SOSYAL GELİŞİM
İnsan, bir kültür çevresinde toplum hâlinde yaşayan, düşünme, konuşma ve yaratıcı yeteneği olan, dünyaya ve evrene açık ve bunları bütün olarak kavrayabilen, çevresini değiştirebilen ve biçimlendirebilen, eylemlerinden sorumlu olan, bilinçli, toplumsal, canlı bir varlıktır. İnsanlar tek başlarına değil, başka insanların da bulunduğu bir kültürel-sosyal çevrede toplum halinde yaşarlar. Toplumsal yaşam insanlar için bir ihtiyaçtır. Çocuklar dünyaya geldiklerinden günden itibaren ailelerinin ve içlerinde bulundukalrı toplumun üyesi olurlar. Çocuklar ilk sosyal (toplumla ilgili, toplumsal) etkileşimlerini ailesi ile yaşarlar. Çocuklarda fiziksel, motor, bilişsel, duygusal ve dil yönünden gelişmeler oluştukça aile çevresindeki yakın kişilerle ve sonra da toplumla sosyal etkileşime girerler. İnsanların tüm yaşamı çevresine uyum sağlama çabası içinde geçer. İnsanın içinde bulunduğu fiziksel ve sosyal çevreye uyum sağlayabilmesi, sağlıklı, mutlu ve başarılı bir hayat sürebilmesi için gereklidir.Bu nedenle sosyal gelişim, çocukların ve insanların hayatında büyük bir önem taşımaktadır.
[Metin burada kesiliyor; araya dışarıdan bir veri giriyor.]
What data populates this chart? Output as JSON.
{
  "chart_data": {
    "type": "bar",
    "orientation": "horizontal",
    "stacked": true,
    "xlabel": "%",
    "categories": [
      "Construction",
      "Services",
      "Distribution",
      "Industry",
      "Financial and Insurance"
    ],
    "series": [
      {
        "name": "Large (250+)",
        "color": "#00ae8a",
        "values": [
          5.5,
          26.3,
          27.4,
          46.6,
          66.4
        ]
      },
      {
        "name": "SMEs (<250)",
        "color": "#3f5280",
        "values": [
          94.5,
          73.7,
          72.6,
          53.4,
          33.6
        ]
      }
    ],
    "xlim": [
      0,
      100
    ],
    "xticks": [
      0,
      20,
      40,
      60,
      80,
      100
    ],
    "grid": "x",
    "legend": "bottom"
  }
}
Sosyal gelişim doğumdan itibaren başlayıp yaşam boyu devam eder. Sosyal terimi toplumla ilgili, toplumsal anlamını taşır. Birbirine tepki veren, böylece birbirinin davranışını etkileyen iki veya daha fazla insan arasındaki ilişkiyi ya da etkileşimi anlatır. Sosyal gelişim ise insanın içinde bulunduğu toplumun kendisinden beklediği ya da yapmasını istediği davranışların gelişmesi, kişinin başkaları ile iyi ilişkiler kurması ve içinde yaşadığı topluma uyum sağlaması sürecidir. Sosyal gelişim sonucu bireyler kendi ihtiyaç ve istekleri ile toplumun istekleri arasında dengeyi yakalayarak içinde bulundukları toplumun normları ve beklentilerine uygun davranışlar gösterirler.
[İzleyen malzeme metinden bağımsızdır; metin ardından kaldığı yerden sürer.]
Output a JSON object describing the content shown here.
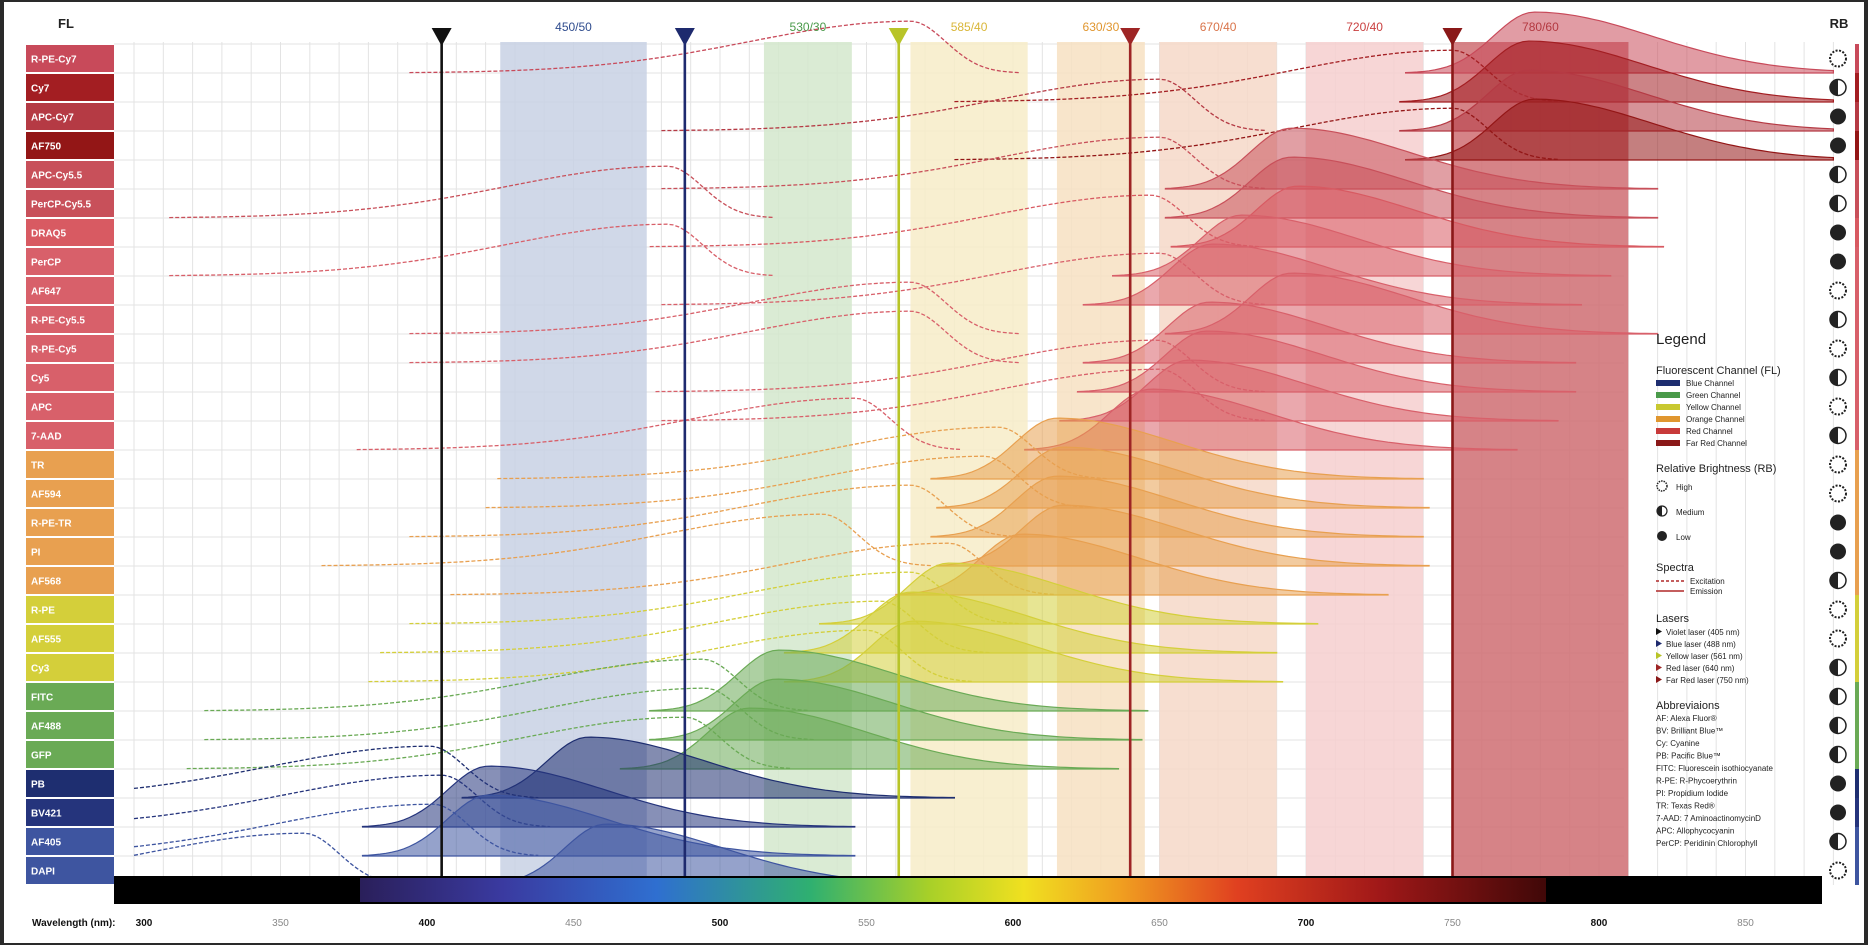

Çocukların sosyalleşmesi çok karmaşık bir süreçtir. Çocuklar çevrelerinde bulunanların, her gün karşılaştıkları sayısız olayların ve kişilerin, içinde bulundukları sosyal, politik, ekonomik ve kültürel koşulların, gelenek, töre ve yasaların, fiziksel çevrenin, kalıtım yoluyla geçen birçok özelliğin ve daha pek çok etkenin etkisindedir. Çocuklar sosyalleşmeyi toplumdaki bireylerle etkileşim haline girerek öğrenirler. Öğrenecekleri şeyleri içinde yaşadıkları toplumun kültürü belirlemektedir. Sosyalleşmenin öğrenilmesi ancak sosyal ortamlara etkin bir biçimde katılma ile tamamlanmaktadır.
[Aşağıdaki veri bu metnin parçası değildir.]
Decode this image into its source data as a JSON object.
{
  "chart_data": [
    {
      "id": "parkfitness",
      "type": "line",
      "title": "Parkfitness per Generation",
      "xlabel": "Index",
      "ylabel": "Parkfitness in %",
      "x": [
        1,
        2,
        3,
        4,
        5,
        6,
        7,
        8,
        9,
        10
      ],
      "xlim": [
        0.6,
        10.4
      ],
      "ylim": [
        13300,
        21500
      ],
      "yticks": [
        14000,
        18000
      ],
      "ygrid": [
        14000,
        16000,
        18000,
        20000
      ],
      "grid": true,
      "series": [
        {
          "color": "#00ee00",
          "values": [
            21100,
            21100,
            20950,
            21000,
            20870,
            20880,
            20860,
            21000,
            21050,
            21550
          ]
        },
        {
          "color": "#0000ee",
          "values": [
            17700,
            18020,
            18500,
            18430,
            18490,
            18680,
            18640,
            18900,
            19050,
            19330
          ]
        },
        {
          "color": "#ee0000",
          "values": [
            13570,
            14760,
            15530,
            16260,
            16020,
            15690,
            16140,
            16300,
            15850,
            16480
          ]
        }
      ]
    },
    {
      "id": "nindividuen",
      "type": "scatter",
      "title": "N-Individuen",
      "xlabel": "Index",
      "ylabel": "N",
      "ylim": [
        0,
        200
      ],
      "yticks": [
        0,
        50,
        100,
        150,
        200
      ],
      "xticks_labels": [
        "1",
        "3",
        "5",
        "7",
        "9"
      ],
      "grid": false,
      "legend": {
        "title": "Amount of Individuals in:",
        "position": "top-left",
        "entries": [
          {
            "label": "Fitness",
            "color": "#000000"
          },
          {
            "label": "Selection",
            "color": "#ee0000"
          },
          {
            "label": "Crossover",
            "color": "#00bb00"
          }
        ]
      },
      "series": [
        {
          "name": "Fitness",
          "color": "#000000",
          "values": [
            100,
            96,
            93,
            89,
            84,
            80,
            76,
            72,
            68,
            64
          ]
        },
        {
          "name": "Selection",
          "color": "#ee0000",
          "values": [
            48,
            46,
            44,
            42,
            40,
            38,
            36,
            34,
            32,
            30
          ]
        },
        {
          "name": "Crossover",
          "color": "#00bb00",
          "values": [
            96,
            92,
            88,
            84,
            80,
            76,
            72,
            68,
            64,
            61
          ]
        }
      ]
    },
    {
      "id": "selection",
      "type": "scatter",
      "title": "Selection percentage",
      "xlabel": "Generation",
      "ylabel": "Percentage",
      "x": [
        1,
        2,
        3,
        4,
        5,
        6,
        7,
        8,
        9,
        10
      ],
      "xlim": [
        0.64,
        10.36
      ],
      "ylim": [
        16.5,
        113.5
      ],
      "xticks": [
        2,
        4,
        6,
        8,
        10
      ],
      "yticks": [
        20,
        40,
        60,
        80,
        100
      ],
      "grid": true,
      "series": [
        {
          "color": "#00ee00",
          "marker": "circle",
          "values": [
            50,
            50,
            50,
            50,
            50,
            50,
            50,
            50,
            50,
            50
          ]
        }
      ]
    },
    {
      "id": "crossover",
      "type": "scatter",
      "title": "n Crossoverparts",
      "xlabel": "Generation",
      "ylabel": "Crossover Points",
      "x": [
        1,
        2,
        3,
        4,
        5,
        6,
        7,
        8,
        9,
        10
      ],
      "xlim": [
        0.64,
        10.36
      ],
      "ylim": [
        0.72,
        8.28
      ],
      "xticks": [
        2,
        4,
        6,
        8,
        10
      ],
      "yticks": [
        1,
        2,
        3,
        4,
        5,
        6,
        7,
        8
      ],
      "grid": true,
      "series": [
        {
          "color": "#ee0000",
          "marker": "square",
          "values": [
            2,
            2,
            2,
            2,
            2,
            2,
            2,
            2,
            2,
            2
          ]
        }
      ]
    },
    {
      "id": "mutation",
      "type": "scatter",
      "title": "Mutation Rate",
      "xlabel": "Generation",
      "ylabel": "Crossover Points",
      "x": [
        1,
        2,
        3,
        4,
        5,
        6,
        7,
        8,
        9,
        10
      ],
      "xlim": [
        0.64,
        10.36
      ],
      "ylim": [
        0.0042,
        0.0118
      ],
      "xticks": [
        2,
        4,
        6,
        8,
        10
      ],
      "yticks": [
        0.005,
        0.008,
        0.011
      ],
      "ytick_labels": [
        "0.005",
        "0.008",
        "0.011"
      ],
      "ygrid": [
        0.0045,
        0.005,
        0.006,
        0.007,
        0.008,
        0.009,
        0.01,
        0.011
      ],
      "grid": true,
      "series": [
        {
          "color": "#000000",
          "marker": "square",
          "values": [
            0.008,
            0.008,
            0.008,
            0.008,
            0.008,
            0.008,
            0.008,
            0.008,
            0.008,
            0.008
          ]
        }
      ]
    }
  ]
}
Bebekler doğumu izleyen günlerden itibaren sosyal bir varlık olma yolunda ilerlerler. Yaşam boyu süren sosyalleşme süreci için bebeklikte ve çocukluk yıllarının başlangıcında, sonraki yıllar için temel oluşturacak olan bilgi ve beceriler kazanılmaktadır. Sosyalleşme sürecindeki bazı bilgi ve becerileri sonradan öğrenmek mümkün olsa da bu tür bilgi ve becerilerin geç öğrenilmesi çoğunlukla çocukların ve yetişkinlerin sosyal uyumunu bozabilmektedir. Öğrenilmesi gereken sosyal davranışların zamanında öğrenilmemesi, çocukların yaşamında büyük zorluklara neden olmaktadır ve yetişkinlikteki sosyal yaşantıyı olumsuz yönde etkilemektedir. Bu nedenle bebeklik ve erken çocukluk yıllarında çocuklarla kurulan ilişki ve etkileşimin ve çocuklara sağlanacak sosyal bilgi ve becerilerin sonraki yıllardaki gelişim için temel oluşturduğu unutulmamalıdır.
Çocukların sosyalleşmesi doğumdan başlayarak yaşam boyu devam eder.